[Click] Re: click v.s. NAPI

Eddie Kohler kohler at icir.org
Wed Aug 27 10:54:29 EDT 2003


Hi Zhigang,

> >From pure performance point of view, could you comment on
> the pros and cons between click pure polling and NAPI's
> mixed interrupt and polling for gigabit router/firewalls.

First I've heard of NAPI; just looked at the Usenix paper.  You should run
your own tests to evaluate NAPI vs. Click on your setup (and please report
them to the list!).  But generally speaking, a mixed interrupt/polling
system might be better than a pure-polling system for routers that
generally forward few packets.

Imagine a pure-polling system that isn't forwarding very many packets.  You
basically have a tradeoff: packet latency vs. CPU usage.  If you poll
frequently (even though most polls fail to do any work), you will catch
packets as soon as they arrive, but you will also take up a lot of CPU with
useless work.  If you poll infrequently (because most polls fail to do any
work), then packets may sit on the network card for a while before you
catch them, increasing forwarding latency.

The catch is that interrupts are _extremely_ expensive, at least in our
testing.  In fact, they are so expensive that it may not ever make sense
for a router to take one, unless it has like hundreds of ports.

Click's adaptive scheduler (--enable-adaptive) attempts to reduce the
CPU-usage problem by "dialing down" the CPU allocated to polling under
light load.  Clearly, this will increase forwarding latency.  But not by
very much (unless your user-level code is doing CPU-intensive stuff); and
that you can address by raising the clock interrupt rate.

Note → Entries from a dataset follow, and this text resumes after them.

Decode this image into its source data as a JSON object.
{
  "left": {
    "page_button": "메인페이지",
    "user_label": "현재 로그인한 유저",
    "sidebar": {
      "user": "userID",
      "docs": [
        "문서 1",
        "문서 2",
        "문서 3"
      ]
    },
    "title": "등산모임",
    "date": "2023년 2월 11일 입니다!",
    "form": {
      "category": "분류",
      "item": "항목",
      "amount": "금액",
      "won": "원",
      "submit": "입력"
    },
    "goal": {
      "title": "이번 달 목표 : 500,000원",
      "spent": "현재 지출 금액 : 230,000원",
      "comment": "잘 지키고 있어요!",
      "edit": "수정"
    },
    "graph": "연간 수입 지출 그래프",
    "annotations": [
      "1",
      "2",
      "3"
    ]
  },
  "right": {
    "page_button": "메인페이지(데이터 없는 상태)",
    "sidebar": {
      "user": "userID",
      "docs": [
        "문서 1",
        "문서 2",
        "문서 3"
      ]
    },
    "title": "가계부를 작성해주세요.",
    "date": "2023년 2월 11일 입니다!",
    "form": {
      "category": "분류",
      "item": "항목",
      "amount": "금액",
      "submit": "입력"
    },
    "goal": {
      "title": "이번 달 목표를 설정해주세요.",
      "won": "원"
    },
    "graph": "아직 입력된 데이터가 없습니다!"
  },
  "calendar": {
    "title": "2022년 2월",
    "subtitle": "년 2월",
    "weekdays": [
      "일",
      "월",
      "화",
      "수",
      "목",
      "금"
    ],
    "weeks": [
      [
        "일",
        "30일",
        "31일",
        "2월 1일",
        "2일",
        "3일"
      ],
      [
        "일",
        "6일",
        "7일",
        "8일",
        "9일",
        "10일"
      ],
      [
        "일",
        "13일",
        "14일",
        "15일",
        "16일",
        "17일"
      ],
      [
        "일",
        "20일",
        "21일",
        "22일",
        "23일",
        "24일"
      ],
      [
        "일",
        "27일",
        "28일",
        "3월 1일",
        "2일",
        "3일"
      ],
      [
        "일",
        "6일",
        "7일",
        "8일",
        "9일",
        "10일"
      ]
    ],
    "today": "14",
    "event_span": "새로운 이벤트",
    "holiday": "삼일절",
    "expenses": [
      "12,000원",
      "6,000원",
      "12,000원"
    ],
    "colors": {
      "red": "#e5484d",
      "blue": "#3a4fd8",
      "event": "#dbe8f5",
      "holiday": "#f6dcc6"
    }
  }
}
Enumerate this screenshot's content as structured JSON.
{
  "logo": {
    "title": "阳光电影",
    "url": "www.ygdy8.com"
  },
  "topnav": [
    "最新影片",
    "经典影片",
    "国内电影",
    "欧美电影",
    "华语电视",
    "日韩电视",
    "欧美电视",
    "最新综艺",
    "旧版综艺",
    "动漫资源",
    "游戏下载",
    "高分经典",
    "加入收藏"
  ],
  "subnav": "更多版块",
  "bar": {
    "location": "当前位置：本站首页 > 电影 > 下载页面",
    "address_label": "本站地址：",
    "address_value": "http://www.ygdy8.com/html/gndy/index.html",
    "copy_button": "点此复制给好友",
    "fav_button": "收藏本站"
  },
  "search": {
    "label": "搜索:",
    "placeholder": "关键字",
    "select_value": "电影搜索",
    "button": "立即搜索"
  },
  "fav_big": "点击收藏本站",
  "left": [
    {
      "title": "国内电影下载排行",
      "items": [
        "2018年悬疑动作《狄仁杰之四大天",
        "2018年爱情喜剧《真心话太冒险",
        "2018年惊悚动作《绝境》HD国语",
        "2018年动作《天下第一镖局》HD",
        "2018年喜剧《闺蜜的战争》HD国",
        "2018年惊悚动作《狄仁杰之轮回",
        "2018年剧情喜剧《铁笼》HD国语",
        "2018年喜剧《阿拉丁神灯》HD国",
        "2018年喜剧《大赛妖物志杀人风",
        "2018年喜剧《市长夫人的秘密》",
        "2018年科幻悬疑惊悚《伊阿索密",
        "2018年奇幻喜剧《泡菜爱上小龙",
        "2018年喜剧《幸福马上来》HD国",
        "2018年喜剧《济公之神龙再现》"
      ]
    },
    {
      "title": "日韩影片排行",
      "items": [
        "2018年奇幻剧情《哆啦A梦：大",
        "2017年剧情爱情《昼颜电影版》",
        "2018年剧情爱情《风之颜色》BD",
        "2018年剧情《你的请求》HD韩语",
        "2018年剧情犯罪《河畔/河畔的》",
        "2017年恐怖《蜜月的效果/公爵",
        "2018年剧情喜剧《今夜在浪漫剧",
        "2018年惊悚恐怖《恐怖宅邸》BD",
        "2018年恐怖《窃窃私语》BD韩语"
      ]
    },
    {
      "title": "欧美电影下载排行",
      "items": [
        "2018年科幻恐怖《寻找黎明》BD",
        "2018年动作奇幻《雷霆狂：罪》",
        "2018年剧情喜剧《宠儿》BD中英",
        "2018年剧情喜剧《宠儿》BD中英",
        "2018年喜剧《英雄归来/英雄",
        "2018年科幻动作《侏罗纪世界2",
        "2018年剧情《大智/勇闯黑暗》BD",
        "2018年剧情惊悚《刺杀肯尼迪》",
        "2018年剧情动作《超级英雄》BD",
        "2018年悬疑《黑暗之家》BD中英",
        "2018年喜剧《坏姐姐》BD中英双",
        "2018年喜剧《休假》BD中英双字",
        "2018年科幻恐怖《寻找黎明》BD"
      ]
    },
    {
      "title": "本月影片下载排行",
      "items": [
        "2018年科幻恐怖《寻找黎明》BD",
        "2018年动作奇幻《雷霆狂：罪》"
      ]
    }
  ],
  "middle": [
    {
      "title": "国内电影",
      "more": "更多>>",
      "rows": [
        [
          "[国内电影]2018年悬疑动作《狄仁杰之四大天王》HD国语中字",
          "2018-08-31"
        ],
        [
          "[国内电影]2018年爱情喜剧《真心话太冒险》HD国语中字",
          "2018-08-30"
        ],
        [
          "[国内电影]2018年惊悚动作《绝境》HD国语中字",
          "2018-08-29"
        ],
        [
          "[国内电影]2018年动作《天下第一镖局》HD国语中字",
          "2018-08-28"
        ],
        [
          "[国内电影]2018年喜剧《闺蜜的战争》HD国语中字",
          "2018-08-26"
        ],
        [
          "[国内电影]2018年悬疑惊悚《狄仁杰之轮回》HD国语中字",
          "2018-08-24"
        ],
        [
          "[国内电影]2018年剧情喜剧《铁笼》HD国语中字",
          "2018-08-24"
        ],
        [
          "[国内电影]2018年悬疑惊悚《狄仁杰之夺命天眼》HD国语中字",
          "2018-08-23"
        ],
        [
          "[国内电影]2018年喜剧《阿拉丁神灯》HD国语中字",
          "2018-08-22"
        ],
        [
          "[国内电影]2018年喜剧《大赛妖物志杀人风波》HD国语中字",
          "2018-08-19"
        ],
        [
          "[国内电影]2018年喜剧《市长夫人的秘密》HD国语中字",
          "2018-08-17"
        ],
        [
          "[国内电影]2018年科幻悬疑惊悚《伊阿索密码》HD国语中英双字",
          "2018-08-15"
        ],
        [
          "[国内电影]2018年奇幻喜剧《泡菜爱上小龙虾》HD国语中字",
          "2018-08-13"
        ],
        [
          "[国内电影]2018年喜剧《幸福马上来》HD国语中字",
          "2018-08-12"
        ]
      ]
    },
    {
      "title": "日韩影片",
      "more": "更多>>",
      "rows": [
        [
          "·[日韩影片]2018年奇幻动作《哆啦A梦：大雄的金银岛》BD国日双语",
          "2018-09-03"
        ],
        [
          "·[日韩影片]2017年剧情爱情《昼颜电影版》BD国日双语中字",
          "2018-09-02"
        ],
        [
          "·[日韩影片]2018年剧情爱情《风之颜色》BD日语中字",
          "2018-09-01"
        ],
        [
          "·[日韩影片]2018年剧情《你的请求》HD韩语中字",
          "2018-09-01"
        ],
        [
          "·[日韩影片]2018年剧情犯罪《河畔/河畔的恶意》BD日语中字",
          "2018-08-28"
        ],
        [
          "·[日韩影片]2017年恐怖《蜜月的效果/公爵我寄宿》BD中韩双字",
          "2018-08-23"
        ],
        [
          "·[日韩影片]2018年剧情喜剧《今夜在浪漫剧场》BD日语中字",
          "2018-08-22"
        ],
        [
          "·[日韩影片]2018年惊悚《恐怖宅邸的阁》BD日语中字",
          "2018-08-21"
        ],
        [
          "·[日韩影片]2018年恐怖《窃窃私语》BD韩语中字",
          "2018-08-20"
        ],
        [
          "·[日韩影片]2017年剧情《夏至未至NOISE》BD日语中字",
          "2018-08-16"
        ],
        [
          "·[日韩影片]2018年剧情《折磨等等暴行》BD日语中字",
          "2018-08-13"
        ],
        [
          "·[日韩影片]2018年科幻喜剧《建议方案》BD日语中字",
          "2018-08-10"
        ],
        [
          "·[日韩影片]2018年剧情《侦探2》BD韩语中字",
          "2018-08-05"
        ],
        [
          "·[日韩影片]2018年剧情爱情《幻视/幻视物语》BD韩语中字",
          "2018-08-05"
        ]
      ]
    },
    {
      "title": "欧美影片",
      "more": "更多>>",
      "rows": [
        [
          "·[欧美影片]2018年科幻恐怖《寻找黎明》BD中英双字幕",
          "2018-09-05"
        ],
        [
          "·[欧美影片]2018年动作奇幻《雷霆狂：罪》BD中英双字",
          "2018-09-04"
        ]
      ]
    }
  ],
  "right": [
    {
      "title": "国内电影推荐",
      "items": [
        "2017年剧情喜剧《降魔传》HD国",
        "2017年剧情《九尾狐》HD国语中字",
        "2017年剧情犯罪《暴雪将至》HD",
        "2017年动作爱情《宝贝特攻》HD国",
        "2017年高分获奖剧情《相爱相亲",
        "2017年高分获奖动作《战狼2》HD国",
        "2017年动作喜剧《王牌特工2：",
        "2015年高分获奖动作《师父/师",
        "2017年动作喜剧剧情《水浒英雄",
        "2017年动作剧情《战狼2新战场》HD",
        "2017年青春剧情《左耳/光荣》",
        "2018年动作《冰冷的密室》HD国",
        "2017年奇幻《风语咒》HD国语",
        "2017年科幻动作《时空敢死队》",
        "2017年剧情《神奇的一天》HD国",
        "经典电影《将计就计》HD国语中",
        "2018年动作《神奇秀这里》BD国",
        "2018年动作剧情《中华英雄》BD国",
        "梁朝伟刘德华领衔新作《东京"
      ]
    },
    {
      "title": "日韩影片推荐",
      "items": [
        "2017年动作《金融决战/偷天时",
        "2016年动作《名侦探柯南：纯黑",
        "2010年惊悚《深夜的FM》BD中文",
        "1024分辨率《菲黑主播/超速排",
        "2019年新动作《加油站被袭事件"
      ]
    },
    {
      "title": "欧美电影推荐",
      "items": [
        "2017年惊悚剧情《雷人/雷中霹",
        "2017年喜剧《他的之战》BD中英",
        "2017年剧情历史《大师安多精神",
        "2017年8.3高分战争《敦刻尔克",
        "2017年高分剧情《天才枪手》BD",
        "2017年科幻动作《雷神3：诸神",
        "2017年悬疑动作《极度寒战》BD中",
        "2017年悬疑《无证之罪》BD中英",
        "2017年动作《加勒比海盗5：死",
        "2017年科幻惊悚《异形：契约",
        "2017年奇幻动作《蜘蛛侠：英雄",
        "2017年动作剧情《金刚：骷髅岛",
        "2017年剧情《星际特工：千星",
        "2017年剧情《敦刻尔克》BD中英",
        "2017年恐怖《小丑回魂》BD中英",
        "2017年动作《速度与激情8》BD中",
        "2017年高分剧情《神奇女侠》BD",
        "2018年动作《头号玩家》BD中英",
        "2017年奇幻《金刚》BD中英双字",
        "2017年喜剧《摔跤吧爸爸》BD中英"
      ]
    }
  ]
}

I've cc'd Luigi Rizzo, who implemented a couple varieties of polling, and
mixed interrupt/polling, on FreeBSD.  Perhaps he could comment.

> Also, since click bypass linux stack, can I still use it with
> things like iptables, or I must use one of the click counterparts.

Use the Click counterparts -- but packets passed to Linux via the ToHost
element *will* go through iptables [I think].